Rudolf Steiner, der Urheber der Waldorfpädagogik, würde an dieser Stelle bestätigen, dass die pädagogische Aufgabe tatsächlich einer allgemein-menschlichen Beziehung untergeordnet ist. Man könnte eben argumentieren, dass diese Sichtweise gerade einer der Ausgangspunkte der Waldorfpädagogik ausmacht. Rudolf Steiner verstand das soziale Leben als einen Raum, in dem persönliche & öffentliche Anliegen miteinander verschränkt sind – ein Raum, in dem sich „Schicksale“ gestalten.
Eine Waldorferzieherin verstehe ich als eine Lebenskünstlerin, die vor allem die Fähigkeit entwickelt, auf die delikaten Bedeutungen der Beziehungen zu schauen & sich dementsprechend taktvoll zu verhalten. Dazu gehört natürlich auch, dass sie auf sich selber schaut. Mir scheint dies allerdings eine „soziale“ Fähigkeit zu sein, die sich aber nur dann entfalten kann, wenn eine bewusste Orientierung auf ein spirituelles Menschenbild vorhanden ist. Um Menschen zu verstehen, braucht man dementsprechende Erkenntnisse.
Damit ist die pädagogische Aufgabe nicht vom Tisch. Wenn Rudolf Steiner vom „pädagogischen Grundgesetz“ sprach (kann ich heute nicht beschreiben – würde den Blograhmen sprengen), hatte er eine spezifische Verhaltensweise vor Augen, die die Beziehung zwischen Ich & Ich nicht ersetzt - gerade nicht! - sondern einen professionell notwendigen „Zusatz“ bedeutet. Die Erzieherin kann diese Verhaltensweise erst dann realisieren, wenn sie im sozialen Gewebe zumindest halbwegs eine innere Ruhe erreicht hat.
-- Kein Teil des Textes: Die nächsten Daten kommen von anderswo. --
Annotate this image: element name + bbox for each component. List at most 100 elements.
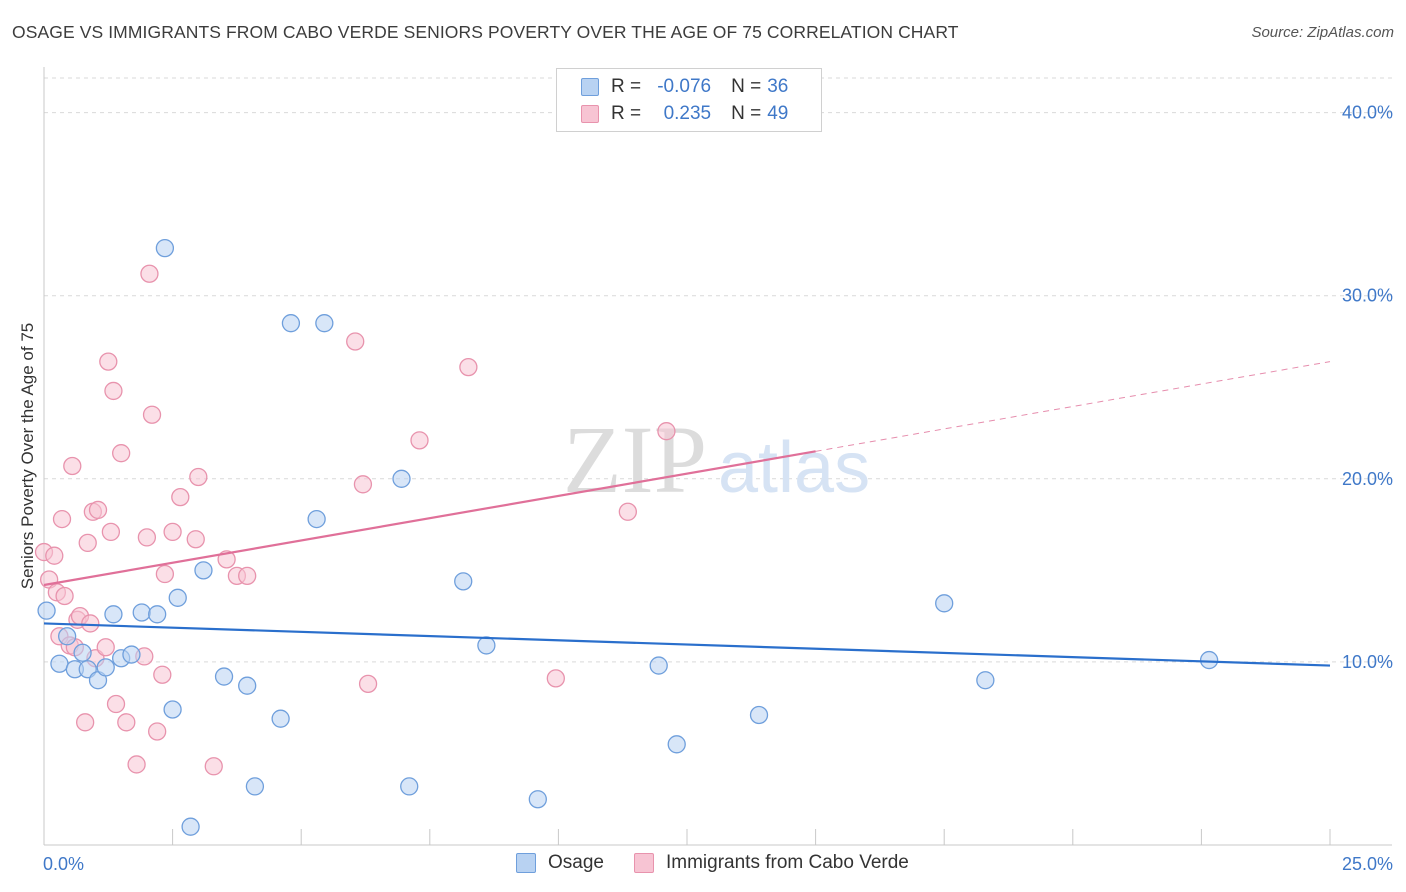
- data-point: [315, 314, 334, 333]
- data-point: [181, 817, 200, 836]
- watermark-atlas: atlas: [718, 428, 870, 508]
- legend-swatch-osage: [516, 853, 536, 873]
- data-point: [353, 475, 373, 494]
- source-label: Source: ZipAtlas.com: [1251, 24, 1394, 41]
- data-point: [101, 522, 121, 542]
- data-point: [392, 469, 411, 488]
- legend-row-cabo-verde: R = 0.235 N = 49: [581, 102, 797, 126]
- x-tick-label: 25.0%: [1342, 854, 1393, 874]
- data-point: [459, 357, 478, 377]
- data-point: [96, 638, 115, 657]
- legend-label-osage: Osage: [548, 852, 604, 873]
- data-point: [163, 522, 182, 542]
- data-point: [667, 735, 686, 754]
- data-point: [214, 667, 234, 686]
- legend-n-value: 49: [767, 103, 789, 124]
- data-point: [238, 676, 257, 695]
- legend-item-cabo-verde[interactable]: Immigrants from Cabo Verde: [633, 852, 909, 874]
- series-legend: Osage Immigrants from Cabo Verde: [516, 852, 939, 874]
- data-point: [1199, 650, 1219, 670]
- watermark-zip: ZIP: [563, 406, 707, 513]
- series-osage: [37, 238, 1219, 836]
- trend-line-osage: [43, 622, 1331, 667]
- axes: [43, 67, 1392, 846]
- legend-n-label: N =: [731, 76, 762, 97]
- data-point: [104, 605, 123, 624]
- x-tick-label: 0.0%: [43, 854, 84, 874]
- data-point: [358, 674, 378, 694]
- y-tick-label: 30.0%: [1342, 286, 1393, 306]
- y-tick-label: 20.0%: [1342, 469, 1393, 489]
- data-point: [55, 586, 74, 606]
- trend-line-cabo-verde: [43, 450, 816, 587]
- data-point: [238, 566, 257, 585]
- data-point: [245, 777, 265, 796]
- data-point: [155, 238, 175, 258]
- legend-swatch-cabo-verde: [633, 853, 654, 873]
- legend-label-cabo-verde: Immigrants from Cabo Verde: [665, 852, 909, 873]
- data-point: [528, 790, 547, 809]
- data-point: [618, 502, 637, 521]
- data-point: [148, 722, 167, 741]
- legend-r-label: R =: [611, 103, 642, 124]
- data-point: [204, 757, 223, 776]
- data-point: [137, 528, 157, 547]
- data-point: [104, 381, 123, 401]
- data-point: [88, 500, 108, 520]
- legend-swatch-osage: [581, 78, 599, 96]
- y-tick-label: 10.0%: [1342, 652, 1393, 672]
- data-point: [153, 665, 172, 684]
- data-point: [657, 422, 676, 441]
- data-point: [976, 671, 995, 690]
- legend-r-value: 0.235: [663, 103, 712, 124]
- data-point: [140, 264, 159, 283]
- data-point: [122, 645, 141, 664]
- data-point: [76, 713, 95, 732]
- legend-n-label: N =: [731, 103, 762, 124]
- data-point: [63, 456, 82, 476]
- legend-r-label: R =: [611, 76, 642, 97]
- data-point: [99, 352, 118, 371]
- data-point: [477, 636, 496, 655]
- data-point: [127, 755, 146, 774]
- data-point: [81, 614, 100, 633]
- watermark: ZIP atlas: [563, 406, 870, 513]
- legend-row-osage: R = -0.076 N = 36: [581, 75, 797, 99]
- data-point: [186, 530, 205, 549]
- data-point: [112, 444, 131, 463]
- y-axis-label: Seniors Poverty Over the Age of 75: [18, 323, 37, 589]
- data-point: [307, 509, 326, 529]
- data-point: [50, 654, 69, 673]
- data-point: [649, 656, 668, 675]
- data-point: [546, 669, 565, 688]
- trend-line-cabo-verde-extension: [815, 361, 1331, 452]
- data-point: [935, 594, 954, 613]
- data-point: [73, 643, 92, 662]
- data-point: [410, 431, 429, 450]
- data-point: [281, 314, 301, 333]
- data-point: [117, 713, 136, 732]
- data-point: [142, 405, 162, 424]
- data-point: [37, 601, 56, 620]
- correlation-legend: R = -0.076 N = 36 R = 0.235 N = 49: [556, 68, 822, 132]
- legend-r-value: -0.076: [657, 76, 712, 97]
- legend-n-value: 36: [767, 76, 789, 97]
- y-tick-label: 40.0%: [1342, 103, 1393, 123]
- axis-labels: 10.0% 20.0% 30.0% 40.0% 0.0% 25.0% Seniors Pov…: [18, 103, 1393, 874]
- data-point: [57, 627, 77, 646]
- legend-item-osage[interactable]: Osage: [516, 852, 604, 874]
- series-cabo-verde: [34, 264, 676, 776]
- data-point: [96, 658, 115, 677]
- data-point: [45, 546, 64, 565]
- data-point: [171, 487, 190, 507]
- legend-swatch-cabo-verde: [581, 105, 599, 123]
- data-point: [106, 694, 126, 714]
- data-point: [132, 603, 151, 622]
- data-point: [400, 777, 419, 796]
- data-point: [189, 467, 208, 487]
- data-point: [52, 509, 72, 529]
- data-point: [168, 588, 187, 607]
- data-point: [155, 564, 175, 584]
- data-point: [148, 605, 167, 624]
Gerade eine Waldorferzieherin versteht die sozialen Beziehungen um das Kind herum – sie selber gehört dazu – nicht als zufällig oder nebenbei oder eben lästig. Sie versteht, dass jedes Kind sich in seinem eigenen „Gefüge“ entfaltet. Dieses Gefüge als schwierig oder belastend zu empfinden, heißt eigentlich, dem Kind sein eigenes Leben nicht zuzutrauen. Eine wesentliche Kompetenz der Waldorferzieherin liegt also darin, das Leben unter allen Umständen positiv zu bewerten. Mir scheint das die echte Arbeit zu sein.